Introduction
The purpose of this post is to share a way to aggregate by Oracle database within SystemTap probes. Let’s describe a simple use case to make things clear.
Use Case
Let’s say that I want to get the number and the total size of TCP messages that have been sent and received by an Oracle database. To do so, let’s use 2 probes:
and fetch the command line of the processes that trigger the event thanks to the cmdline_str() function. In case of a process related to an oracle database, the cmdline_str() output would look like one of those 2:
- ora_<something>_<instance_name>
- oracle<instance_name> (LOCAL=<something>
So let’s write two embedded C functions to extract the Instance name from each of the 2 strings described above.
Functions
get_oracle_name_b:
For example, this function would extract BDT from “ora_dbw0_BDT” or any “ora_<something>_BDT” string.
The code is the following:
function get_oracle_name_b:string (mystr:string) %{
char *ptr;
int ch = '_';
char *strargs = STAP_ARG_mystr;
ptr = strchr( strchr( strargs , ch) + 1 , ch);
snprintf(STAP_RETVALUE, MAXSTRINGLEN, "%s",ptr + 1);
%}
get_oracle_name_f:
For example, this function would extract BDT from “oracleBDT (LOCAL=NO)”, “oracleBDT (DESCRIPTION=(LOCAL=YES)(ADDRESS=(PROTOCOL=beq)))” or any “oracleBDT (LOCAL=<something>” string.

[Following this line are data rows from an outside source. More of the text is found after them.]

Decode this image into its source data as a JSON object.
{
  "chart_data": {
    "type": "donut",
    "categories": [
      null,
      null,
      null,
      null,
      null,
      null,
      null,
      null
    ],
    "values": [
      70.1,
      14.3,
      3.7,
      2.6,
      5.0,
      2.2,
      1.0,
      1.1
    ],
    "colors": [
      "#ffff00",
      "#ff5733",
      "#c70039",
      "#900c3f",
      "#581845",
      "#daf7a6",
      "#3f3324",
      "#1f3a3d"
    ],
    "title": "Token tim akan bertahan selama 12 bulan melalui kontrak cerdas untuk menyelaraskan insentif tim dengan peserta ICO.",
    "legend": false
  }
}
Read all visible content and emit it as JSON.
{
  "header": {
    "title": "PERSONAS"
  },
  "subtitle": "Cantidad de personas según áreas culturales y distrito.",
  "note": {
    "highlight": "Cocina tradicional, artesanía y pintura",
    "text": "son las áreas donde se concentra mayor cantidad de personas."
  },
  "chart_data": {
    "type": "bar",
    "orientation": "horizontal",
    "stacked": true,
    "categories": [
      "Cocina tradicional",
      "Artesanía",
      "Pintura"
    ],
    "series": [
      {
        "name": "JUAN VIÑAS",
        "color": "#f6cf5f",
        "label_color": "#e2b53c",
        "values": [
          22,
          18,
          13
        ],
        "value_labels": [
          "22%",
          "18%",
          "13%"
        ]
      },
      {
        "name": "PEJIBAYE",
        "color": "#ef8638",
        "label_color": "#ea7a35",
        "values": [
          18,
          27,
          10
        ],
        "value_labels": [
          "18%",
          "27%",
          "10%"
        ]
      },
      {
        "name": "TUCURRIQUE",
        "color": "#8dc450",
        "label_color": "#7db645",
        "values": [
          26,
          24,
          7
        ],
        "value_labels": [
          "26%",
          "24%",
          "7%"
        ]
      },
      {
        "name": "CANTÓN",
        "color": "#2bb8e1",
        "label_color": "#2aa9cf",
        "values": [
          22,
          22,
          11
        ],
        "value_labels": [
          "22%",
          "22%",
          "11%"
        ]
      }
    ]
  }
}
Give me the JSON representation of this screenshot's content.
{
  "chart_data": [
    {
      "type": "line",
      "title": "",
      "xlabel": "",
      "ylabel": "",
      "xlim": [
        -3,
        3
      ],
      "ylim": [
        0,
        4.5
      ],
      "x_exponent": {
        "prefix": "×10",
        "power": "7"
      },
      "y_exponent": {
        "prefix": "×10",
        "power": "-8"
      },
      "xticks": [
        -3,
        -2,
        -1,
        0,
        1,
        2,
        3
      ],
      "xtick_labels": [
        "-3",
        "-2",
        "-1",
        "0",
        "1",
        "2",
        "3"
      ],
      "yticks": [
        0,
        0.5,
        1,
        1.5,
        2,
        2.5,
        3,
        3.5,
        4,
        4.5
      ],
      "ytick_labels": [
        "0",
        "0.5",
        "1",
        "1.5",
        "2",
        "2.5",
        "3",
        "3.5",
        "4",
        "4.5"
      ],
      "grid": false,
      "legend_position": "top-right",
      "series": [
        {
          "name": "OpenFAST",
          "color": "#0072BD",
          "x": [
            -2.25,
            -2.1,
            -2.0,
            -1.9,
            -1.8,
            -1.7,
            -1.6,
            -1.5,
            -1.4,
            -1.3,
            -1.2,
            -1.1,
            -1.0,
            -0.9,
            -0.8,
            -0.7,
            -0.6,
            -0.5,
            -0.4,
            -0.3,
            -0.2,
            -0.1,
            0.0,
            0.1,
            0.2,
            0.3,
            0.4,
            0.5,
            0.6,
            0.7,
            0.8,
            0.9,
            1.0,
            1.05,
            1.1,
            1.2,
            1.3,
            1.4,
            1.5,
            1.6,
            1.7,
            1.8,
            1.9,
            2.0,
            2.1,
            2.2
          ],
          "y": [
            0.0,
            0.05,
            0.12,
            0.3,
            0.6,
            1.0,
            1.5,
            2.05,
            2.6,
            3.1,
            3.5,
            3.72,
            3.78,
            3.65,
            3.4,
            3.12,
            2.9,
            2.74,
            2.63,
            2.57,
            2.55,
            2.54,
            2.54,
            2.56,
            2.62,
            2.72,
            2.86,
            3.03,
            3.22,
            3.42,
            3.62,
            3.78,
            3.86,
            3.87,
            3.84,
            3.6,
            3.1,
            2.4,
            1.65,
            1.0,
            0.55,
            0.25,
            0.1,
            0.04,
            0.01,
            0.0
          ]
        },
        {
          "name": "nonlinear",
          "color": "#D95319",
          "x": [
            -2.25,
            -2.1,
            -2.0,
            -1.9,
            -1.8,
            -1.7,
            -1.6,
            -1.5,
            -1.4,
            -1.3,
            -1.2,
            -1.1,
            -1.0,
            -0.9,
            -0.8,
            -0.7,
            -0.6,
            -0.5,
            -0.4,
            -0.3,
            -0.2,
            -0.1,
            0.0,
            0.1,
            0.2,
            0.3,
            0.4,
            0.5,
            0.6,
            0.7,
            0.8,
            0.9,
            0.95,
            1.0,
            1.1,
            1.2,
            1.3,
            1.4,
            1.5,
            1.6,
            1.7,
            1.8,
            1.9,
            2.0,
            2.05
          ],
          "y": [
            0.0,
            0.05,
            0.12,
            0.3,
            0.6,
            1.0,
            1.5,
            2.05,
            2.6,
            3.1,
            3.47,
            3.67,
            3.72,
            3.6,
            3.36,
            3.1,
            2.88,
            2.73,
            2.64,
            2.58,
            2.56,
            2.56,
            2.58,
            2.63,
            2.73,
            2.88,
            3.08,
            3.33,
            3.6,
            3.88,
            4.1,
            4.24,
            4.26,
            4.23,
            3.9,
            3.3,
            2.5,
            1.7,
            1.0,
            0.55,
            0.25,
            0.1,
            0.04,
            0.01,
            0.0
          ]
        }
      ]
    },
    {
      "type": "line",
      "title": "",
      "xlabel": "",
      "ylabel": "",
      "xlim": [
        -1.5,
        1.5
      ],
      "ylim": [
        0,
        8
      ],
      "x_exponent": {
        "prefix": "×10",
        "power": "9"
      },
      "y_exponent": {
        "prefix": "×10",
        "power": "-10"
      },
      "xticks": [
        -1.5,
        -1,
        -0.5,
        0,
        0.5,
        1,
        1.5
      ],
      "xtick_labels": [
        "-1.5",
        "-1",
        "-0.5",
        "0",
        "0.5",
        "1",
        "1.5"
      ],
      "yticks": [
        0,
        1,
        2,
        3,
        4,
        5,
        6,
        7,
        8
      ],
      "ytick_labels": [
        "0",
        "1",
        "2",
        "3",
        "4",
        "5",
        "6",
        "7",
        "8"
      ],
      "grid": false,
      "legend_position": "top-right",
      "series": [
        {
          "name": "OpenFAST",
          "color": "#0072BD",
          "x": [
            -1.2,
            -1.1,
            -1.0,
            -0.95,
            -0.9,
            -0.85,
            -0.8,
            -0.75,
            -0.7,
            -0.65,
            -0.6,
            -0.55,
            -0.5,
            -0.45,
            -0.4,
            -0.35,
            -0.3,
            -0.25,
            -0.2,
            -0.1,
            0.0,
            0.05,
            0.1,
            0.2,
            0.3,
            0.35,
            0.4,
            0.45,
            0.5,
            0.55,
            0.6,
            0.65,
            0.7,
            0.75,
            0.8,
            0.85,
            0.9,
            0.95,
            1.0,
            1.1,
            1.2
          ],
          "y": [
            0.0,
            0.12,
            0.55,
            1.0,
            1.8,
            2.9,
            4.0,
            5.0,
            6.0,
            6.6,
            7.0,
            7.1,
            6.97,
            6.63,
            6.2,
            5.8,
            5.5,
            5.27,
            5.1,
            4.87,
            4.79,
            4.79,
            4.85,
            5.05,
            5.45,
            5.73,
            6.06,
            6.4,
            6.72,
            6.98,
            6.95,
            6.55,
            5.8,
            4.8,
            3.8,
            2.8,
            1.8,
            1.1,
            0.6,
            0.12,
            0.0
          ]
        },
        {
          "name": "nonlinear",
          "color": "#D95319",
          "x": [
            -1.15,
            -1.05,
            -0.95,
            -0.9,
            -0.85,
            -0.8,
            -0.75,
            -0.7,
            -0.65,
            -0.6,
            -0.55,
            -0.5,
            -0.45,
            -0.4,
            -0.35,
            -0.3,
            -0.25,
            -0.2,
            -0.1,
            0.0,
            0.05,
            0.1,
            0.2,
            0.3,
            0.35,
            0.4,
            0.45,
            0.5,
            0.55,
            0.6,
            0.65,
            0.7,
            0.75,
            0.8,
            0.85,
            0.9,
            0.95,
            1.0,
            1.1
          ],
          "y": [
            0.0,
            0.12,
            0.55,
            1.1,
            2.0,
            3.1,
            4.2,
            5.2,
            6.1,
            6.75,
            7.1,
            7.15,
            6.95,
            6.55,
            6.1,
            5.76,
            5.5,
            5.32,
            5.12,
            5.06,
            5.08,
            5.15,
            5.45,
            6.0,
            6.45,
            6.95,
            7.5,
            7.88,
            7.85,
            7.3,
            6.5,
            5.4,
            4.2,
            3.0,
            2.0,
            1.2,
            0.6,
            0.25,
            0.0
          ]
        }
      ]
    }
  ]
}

The code is the following:
function get_oracle_name_f:string (mystr:string) %{
char *ptr;
int ch = ' ';
char substr_res[30];
char *strargs = STAP_ARG_mystr;
ptr = strchr( strargs, ch );
strncpy (substr_res,strargs+6, ptr - strargs - 6);
substr_res[ptr - strargs - 6]='0';
snprintf(STAP_RETVALUE, MAXSTRINGLEN, "%s",substr_res);
%}
Having in mind that the SystemTap aggregation operator is “<<<” (as explained here) we can use those 2 functions to aggregate within the probes by Instance Name (passing as parameter the cmdline_str()) that way:
probe tcp.recvmsg
{
if ( isinstr(cmdline_str() , "ora_" ) == 1 && uid() == orauid) {
tcprecv[get_oracle_name_b(cmdline_str())] <<< size
} else if ( isinstr(cmdline_str() , "LOCAL=" ) == 1 && uid() == orauid) {
tcprecv[get_oracle_name_f(cmdline_str())] <<< size
} else {
tcprecv["NOT_A_DB"] <<< size
}
}
probe tcp.sendmsg
{
if ( isinstr(cmdline_str() , "ora_" ) == 1 && uid() == orauid) {
tcpsend[get_oracle_name_b(cmdline_str())] <<< size
} else if ( isinstr(cmdline_str() , "LOCAL=" ) == 1 && uid() == orauid) {
tcpsend[get_oracle_name_f(cmdline_str())] <<< size
} else {
tcpsend["NOT_A_DB"] <<< size
}
}
As you can see, non oracle database would be recorded and displayed as “NOT_A_DB”.
Based on this, the tcp_by_db.stp script has been created.
tcp_by_db.stp: script usage and output example
Usage:
$> stap -g ./tcp_by_db.stp <oracle uid> <refresh time ms>
Output Example:
$> stap -g ./tcp_by_db.stp 54321 10000
---------------------------------------------------------
NAME NB_SENT SENT_KB NB_RECV RECV_KB
---------------------------------------------------------
VBDT 5439 8231 10939 64154
NOT_A_DB 19 4 41 128
BDT 19 50 35 259
---------------------------------------------------------
NAME NB_SENT SENT_KB NB_RECV RECV_KB
---------------------------------------------------------
VBDT 267 109 391 2854
NOT_A_DB 102 19 116 680
BDT 26 55 47 326
---------------------------------------------------------
NAME NB_SENT SENT_KB NB_RECV RECV_KB
---------------------------------------------------------
VBDT 340 176 510 2940
NOT_A_DB 150 8 151 1165
BDT 42 77 61 423
Remarks:
- The oracle uid on my machine is 54321
- The refresh time has been set to 10 seconds
- You can see the aggregation for 2 databases on my machine and also for all that is not an oracle database
Whole Script source code
The whole code is available at:
Conclusion
Thanks to the embedded C functions we have been able to aggregate by Oracle database within SystemTap probes.